Renewi Turns To Profit In H1; Now Sees FY Results Materially Ahead Of Outlook; Stock Up
Waste-to-product company Renewi Plc (RWI.L) reported Tuesday that its first-half profit before tax was 4.4 million euros, compared to last year’s loss of 17.8 million euros.
Basic earnings per share from continuing operations was 0.5 euro cents, compared to loss of 2.4 cents a year ago.
Underlying profit before tax was 15.3 million euros, down 24 percent from 20.2 million euros last year. Underlying earnings per share from ongoing businesses was 1.5 cents, down from 1.9 cents a year ago.
Revenue from continuing operations declined to 821.4 million euros from prior year’s 915.7 million euros. Underlying revenues dropped 3 percent.
Looking ahead, the company said its Board now anticipates a performance materially ahead of previous expectations.

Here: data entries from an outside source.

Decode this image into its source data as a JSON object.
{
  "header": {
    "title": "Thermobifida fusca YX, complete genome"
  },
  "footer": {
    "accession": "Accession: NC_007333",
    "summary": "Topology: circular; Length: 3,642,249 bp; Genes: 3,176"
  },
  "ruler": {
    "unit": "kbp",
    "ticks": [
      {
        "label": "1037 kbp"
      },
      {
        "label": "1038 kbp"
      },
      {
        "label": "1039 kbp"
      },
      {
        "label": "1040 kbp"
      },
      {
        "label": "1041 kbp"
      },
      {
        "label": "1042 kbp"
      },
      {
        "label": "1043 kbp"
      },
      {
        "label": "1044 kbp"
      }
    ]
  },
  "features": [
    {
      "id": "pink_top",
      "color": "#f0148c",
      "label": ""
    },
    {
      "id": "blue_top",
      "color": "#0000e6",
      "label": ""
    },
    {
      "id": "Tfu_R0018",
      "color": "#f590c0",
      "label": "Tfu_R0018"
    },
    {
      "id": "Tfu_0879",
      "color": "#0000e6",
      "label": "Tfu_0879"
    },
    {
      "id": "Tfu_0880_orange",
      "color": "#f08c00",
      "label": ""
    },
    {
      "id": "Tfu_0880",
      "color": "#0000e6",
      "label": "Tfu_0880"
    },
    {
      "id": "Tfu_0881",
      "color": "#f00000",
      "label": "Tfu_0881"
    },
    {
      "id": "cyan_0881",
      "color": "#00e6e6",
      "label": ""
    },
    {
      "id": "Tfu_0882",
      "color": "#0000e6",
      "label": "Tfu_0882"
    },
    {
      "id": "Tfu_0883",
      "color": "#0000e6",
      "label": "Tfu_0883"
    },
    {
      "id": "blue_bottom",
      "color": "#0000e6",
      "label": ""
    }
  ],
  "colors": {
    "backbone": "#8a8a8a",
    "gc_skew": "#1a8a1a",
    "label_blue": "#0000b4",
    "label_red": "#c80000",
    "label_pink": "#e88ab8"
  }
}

Otto de Bont, Chief Executive Officer, said, “Whilst further lockdown measures to contain Covid-19 have recently been reintroduced in the Benelux and could persist during the rest of the second half, our resilient trading in the first half, which included a period of extensive lockdown measures in the first quarter, allows us to anticipate a full year performance which is materially ahead of our previous expectations.
The Board remains cautious about the macroeconomic outlook, in particular any potential future slowdown in the later-cycle Dutch construction market.
Over the longer term, the company said it remains confident that its three strategic growth initiatives will deliver significant additional earnings over the next three years and beyond.
In London, Renewi shares were trading at 25.85 pence, up 4.87 percent.